Minsk Authorities Respond, Regions Silent
After various publications covering protests came out and interviews appeared on the Internet, the city’s ambulance service administration responded to the claims made. It claimed that the published facts were false or one-sided.
They stated that the salaries for employees of the ambulance service complied with the law, and that employees of the ambulance service also guaranteed protection against violence. Moreover, the administration claimed, many of the workers who appeared in the media had either discipline records or are new to the job.
However, on 8 January representatives from the protesting doctors had a meeting with the Healthcare Department of the Minsk City Executive Council, the city ambulance administration and the Deputy Minister of Healthcare. As a result, a commission was formed which will examine the situation. A similar meeting with authorities also took place in Hrodna.

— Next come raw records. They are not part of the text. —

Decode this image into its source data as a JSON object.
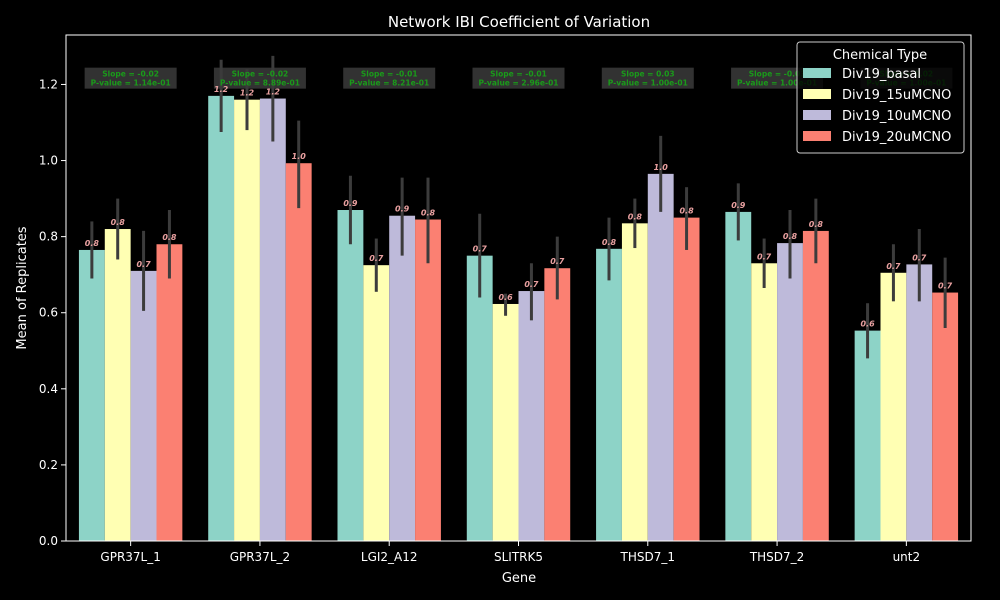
{
  "chart_data": {
    "type": "bar",
    "title": "Network IBI Coefficient of Variation",
    "xlabel": "Gene",
    "ylabel": "Mean of Replicates",
    "ylim": [
      0,
      1.33
    ],
    "yticks": [
      "0.0",
      "0.2",
      "0.4",
      "0.6",
      "0.8",
      "1.0",
      "1.2"
    ],
    "categories": [
      "GPR37L_1",
      "GPR37L_2",
      "LGI2_A12",
      "SLITRK5",
      "THSD7_1",
      "THSD7_2",
      "unt2"
    ],
    "legend": {
      "title": "Chemical Type",
      "position": "top-right"
    },
    "colors": [
      "#8dd3c7",
      "#ffffb3",
      "#bebada",
      "#fb8072"
    ],
    "series": [
      {
        "name": "Div19_basal",
        "values": [
          0.765,
          1.17,
          0.87,
          0.75,
          0.768,
          0.865,
          0.553
        ],
        "err_low": [
          0.69,
          1.075,
          0.78,
          0.64,
          0.685,
          0.79,
          0.48
        ],
        "err_high": [
          0.84,
          1.265,
          0.96,
          0.86,
          0.85,
          0.94,
          0.625
        ],
        "labels": [
          "0.8",
          "1.2",
          "0.9",
          "0.7",
          "0.8",
          "0.9",
          "0.6"
        ]
      },
      {
        "name": "Div19_15uMCNO",
        "values": [
          0.82,
          1.16,
          0.725,
          0.623,
          0.835,
          0.73,
          0.705
        ],
        "err_low": [
          0.74,
          1.08,
          0.655,
          0.592,
          0.77,
          0.665,
          0.63
        ],
        "err_high": [
          0.9,
          1.24,
          0.795,
          0.65,
          0.9,
          0.795,
          0.78
        ],
        "labels": [
          "0.8",
          "1.2",
          "0.7",
          "0.6",
          "0.8",
          "0.7",
          "0.7"
        ]
      },
      {
        "name": "Div19_10uMCNO",
        "values": [
          0.71,
          1.163,
          0.855,
          0.657,
          0.965,
          0.783,
          0.727
        ],
        "err_low": [
          0.605,
          1.05,
          0.75,
          0.58,
          0.865,
          0.69,
          0.63
        ],
        "err_high": [
          0.815,
          1.275,
          0.955,
          0.73,
          1.065,
          0.87,
          0.82
        ],
        "labels": [
          "0.7",
          "1.2",
          "0.9",
          "0.7",
          "1.0",
          "0.8",
          "0.7"
        ]
      },
      {
        "name": "Div19_20uMCNO",
        "values": [
          0.78,
          0.993,
          0.845,
          0.717,
          0.85,
          0.815,
          0.653
        ],
        "err_low": [
          0.69,
          0.875,
          0.73,
          0.635,
          0.765,
          0.73,
          0.56
        ],
        "err_high": [
          0.87,
          1.105,
          0.955,
          0.8,
          0.93,
          0.9,
          0.745
        ],
        "labels": [
          "0.8",
          "1.0",
          "0.8",
          "0.7",
          "0.8",
          "0.8",
          "0.7"
        ]
      }
    ],
    "annotations": [
      {
        "line1": "Slope = -0.02",
        "line2": "P-value = 1.14e-01",
        "y": 1.21
      },
      {
        "line1": "Slope = -0.02",
        "line2": "P-value = 8.89e-01",
        "y": 1.21
      },
      {
        "line1": "Slope = -0.01",
        "line2": "P-value = 8.21e-01",
        "y": 1.21
      },
      {
        "line1": "Slope = -0.01",
        "line2": "P-value = 2.96e-01",
        "y": 1.21
      },
      {
        "line1": "Slope = 0.03",
        "line2": "P-value = 1.00e-01",
        "y": 1.21
      },
      {
        "line1": "Slope = -0.03",
        "line2": "P-value = 1.00e-01",
        "y": 1.21
      },
      {
        "line1": "Slope = 0.02",
        "line2": "P-value = 1.00e-01",
        "y": 1.21
      }
    ]
  }
}
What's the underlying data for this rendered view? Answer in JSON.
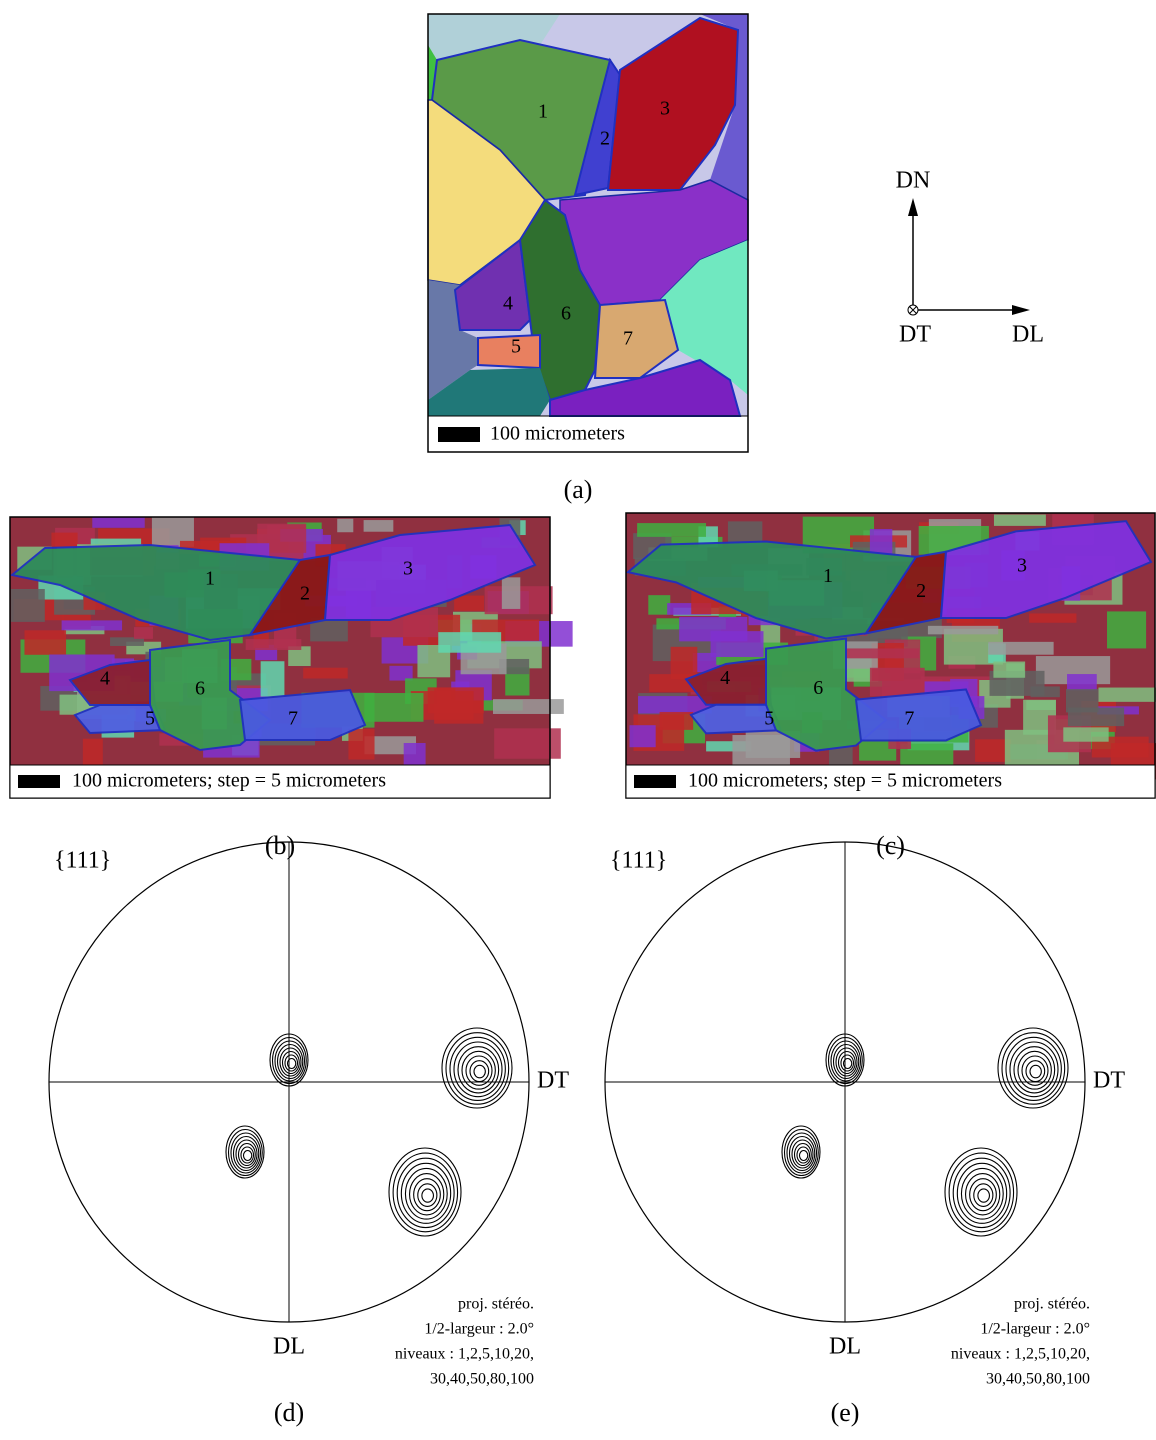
{
  "axes": {
    "dn": "DN",
    "dt": "DT",
    "dl": "DL"
  },
  "panels": [
    {
      "caption": "(a)",
      "grain_labels": [
        "1",
        "2",
        "3",
        "4",
        "5",
        "6",
        "7"
      ],
      "scale_bar": "100 micrometers"
    },
    {
      "caption": "(b)",
      "grain_labels": [
        "1",
        "2",
        "3",
        "4",
        "5",
        "6",
        "7"
      ],
      "scale_bar": "100 micrometers; step = 5 micrometers"
    },
    {
      "caption": "(c)",
      "grain_labels": [
        "1",
        "2",
        "3",
        "4",
        "5",
        "6",
        "7"
      ],
      "scale_bar": "100 micrometers; step = 5 micrometers"
    }
  ],
  "pole_figures": [
    {
      "caption": "(d)",
      "family": "{111}",
      "right_label": "DT",
      "bottom_label": "DL",
      "notes": [
        "proj. stéréo.",
        "1/2-largeur : 2.0°",
        "niveaux : 1,2,5,10,20,",
        "30,40,50,80,100"
      ]
    },
    {
      "caption": "(e)",
      "family": "{111}",
      "right_label": "DT",
      "bottom_label": "DL",
      "notes": [
        "proj. stéréo.",
        "1/2-largeur : 2.0°",
        "niveaux : 1,2,5,10,20,",
        "30,40,50,80,100"
      ]
    }
  ]
}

It should be noted that the protesters launched a petition with their demands on the change.org web site, but it suddenly disappeared after having gathered 7,000 signatures. The initiators made no comment. But it clearly seems to be a compromise with the authorities who have expressed their willingness to cooperate in exchange for keeping the issue from garnering more public attention. “We are not part of the opposition”, the doctors say, “we maintain our political neutrality and want to establish a dialogue with the authorities.”
Soon thereafter, information appeared that the Minsk Municipal Department of Healthcare decided to give employees of the ambulance service a monthly raise of roughly $90 for 2014. However, in most regions, where options for employment are scarce, people fear losing their job, even with low wages and will not risk protesting their labour conditions.
While most of doctors in Belarus remain passive, there is little hope for real change in the healthcare sector. However, Minsk can become a pioneer for improved labour conditions, something that can spread further – if the government takes the problem serious enough.